Building a culture of inclusivity is not an endpoint—but a journey.
Simon Sinek wisely stated, “People don’t buy what you do; they buy why you do it.” This principle holds true for any leadership initiative, where starting with the “why” is crucial for gaining traction. Inclusive leadership sounds like a good concept. But to really get it to work, today’s business leaders need to be hooked on to the why of it. The discussions need to go beyond intellectual levels to an emotional connection. Leaders must find their own “why.”
If there is one thing that is certain in our world today, it is uncertainty. Leaders must recognize that what brought them here may not take them further. With that as a context, leaders must accept that it is imperative to create a psychologically safe environment that encourages learning, speaking up, experimentation, and (most importantly) failure, which ultimately leads to success.
Inclusive leadership is the only way leaders can create psychological safety. Professor Amy C. Edmondson defines it as: “A belief that the context is safe for interpersonal risk-taking—that speaking up with ideas, questions, concerns, or mistakes will be welcomed and valued.”
With five generations in the workforce—including 50% millennials and 25% Gen Z—the global intersectional identities and cultures make today’s work environment highly complex.
Unless we are truly inclusive of all backgrounds, we will never be able to create the psychological safety required for curiosity and innovation.
Consider this example: at one of our global town halls in Singapore, I shared our company’s unequivocal support for the LGBTQ+ community. Local colleagues, the majority of them Gen Z, attended. (Research shows one in five Gen Z adults self-identify as LGBTQ+.) Yet I was asked why we were not inclusive of the religious beliefs of the attendees who did not fully support LGBTQ+ inclusion. It was an important question, and we had created an inclusive environment for that to be asked.
This one question opened doors to deeper and more meaningful conversations and actions about what it meant to support the LGBTQ+ community while respecting local religious and cultural belief systems.
It’s important to keep in mind that inclusion is not interchangeable with consensus. In an inclusive setting, individuals are encouraged to express their diverse viewpoints and engage in constructive dialogue. Disagreements and differing opinions are not only expected but also necessary for growth and innovation.
This concept, known as creative abrasion, emphasizes the importance of constructive conflict and healthy debate. Consensus, while valuable in certain situations, should not be pursued at the expense of individual perspectives or creative thinking. It is essential to strike a balance between diverse viewpoints and the pursuit of common goals.
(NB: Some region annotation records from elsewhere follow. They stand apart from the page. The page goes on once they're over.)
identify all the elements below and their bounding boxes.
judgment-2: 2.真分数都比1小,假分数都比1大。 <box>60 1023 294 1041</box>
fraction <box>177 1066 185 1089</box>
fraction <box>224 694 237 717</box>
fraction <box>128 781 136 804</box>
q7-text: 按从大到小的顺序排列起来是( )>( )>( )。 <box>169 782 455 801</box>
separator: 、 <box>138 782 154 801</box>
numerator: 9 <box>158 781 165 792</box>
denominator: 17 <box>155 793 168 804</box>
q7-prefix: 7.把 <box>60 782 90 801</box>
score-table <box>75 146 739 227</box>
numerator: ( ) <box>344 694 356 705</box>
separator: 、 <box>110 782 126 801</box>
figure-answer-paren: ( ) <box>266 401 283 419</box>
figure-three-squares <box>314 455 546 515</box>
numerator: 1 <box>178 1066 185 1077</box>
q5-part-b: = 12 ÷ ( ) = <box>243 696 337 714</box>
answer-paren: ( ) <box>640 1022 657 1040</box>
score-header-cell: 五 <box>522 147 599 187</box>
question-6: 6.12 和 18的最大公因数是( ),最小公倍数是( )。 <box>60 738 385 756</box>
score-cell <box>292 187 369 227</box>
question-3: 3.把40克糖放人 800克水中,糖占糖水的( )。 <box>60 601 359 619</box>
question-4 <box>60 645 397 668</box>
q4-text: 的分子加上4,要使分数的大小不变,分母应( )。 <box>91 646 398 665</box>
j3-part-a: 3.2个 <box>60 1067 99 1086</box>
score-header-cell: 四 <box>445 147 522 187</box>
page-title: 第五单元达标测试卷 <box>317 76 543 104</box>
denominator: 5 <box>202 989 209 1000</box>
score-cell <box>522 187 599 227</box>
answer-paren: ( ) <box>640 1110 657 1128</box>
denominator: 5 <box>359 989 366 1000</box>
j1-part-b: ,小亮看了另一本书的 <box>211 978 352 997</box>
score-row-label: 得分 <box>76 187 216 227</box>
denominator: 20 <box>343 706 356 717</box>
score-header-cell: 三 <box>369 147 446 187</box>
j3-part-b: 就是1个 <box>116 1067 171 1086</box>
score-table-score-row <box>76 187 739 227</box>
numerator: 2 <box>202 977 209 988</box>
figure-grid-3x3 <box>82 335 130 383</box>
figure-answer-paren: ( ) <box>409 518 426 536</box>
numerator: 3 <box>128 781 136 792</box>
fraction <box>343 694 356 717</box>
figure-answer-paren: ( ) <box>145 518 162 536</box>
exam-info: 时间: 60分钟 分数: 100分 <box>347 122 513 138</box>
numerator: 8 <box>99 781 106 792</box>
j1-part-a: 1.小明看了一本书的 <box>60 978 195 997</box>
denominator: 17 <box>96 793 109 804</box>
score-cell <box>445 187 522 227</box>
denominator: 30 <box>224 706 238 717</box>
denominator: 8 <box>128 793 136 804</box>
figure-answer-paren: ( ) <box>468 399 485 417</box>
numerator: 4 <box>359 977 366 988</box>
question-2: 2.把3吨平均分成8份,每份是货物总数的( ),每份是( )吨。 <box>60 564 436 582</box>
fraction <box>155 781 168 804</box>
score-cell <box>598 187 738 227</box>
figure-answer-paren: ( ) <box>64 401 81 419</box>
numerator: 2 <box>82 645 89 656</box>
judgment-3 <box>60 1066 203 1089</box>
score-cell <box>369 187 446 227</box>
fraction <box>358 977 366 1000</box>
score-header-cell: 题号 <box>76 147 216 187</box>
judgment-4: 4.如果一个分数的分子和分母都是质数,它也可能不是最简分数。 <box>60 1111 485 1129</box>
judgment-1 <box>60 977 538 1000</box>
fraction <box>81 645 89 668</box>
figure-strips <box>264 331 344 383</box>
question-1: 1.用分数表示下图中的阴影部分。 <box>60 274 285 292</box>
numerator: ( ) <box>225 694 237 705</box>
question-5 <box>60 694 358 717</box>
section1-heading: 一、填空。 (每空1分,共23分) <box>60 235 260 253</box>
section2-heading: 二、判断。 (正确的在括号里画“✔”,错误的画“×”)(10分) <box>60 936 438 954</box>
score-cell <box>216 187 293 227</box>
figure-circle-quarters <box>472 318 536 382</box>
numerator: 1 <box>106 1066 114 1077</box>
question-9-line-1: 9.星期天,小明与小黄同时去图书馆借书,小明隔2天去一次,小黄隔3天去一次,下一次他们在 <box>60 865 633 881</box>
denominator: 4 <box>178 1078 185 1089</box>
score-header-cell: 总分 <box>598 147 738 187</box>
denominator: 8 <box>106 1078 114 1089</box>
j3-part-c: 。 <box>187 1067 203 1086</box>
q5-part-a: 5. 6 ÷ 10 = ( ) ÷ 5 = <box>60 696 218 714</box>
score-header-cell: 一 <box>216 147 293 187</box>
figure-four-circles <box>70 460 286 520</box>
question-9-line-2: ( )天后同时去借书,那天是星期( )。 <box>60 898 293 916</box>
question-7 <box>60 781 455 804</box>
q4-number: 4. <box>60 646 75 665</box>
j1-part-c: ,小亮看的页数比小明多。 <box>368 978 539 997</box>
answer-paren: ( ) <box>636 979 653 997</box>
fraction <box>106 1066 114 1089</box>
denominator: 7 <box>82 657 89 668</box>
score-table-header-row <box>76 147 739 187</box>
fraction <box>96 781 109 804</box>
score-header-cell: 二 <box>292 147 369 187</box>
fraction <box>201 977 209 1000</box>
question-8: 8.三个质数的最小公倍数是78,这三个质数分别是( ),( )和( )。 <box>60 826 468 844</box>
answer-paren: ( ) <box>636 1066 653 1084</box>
Creating an inclusive culture is often seen as a worthy goal, but how can it be measured?
Professor Juliet Bourke and her team have conducted several studies to shed light on this question and quantify the tangible benefits that stem from having inclusive leaders. They found that groups led by inclusive leaders are 17% more likely to say they are high performing, 20% more likely to say they consistently make high-quality decisions, and 29% more likely to say they are collaborative than with groups that aren’t.
In addition, organizations with an inclusive culture are twice as likely to say they meet or exceed financial targets, three times as likely to say they are high performing, six times as likely to say they are innovative and agile, and eight times as likely to achieve better business outcomes.
Inclusive leadership is not an endpoint but an ongoing journey. By actively working towards inclusivity, we can foster a culture where every individual feels valued, respected, and empowered to contribute their best.
Let us commit to the power of inclusive leadership and create a future where diversity is not seen as a divider but rather a unifier for a better world.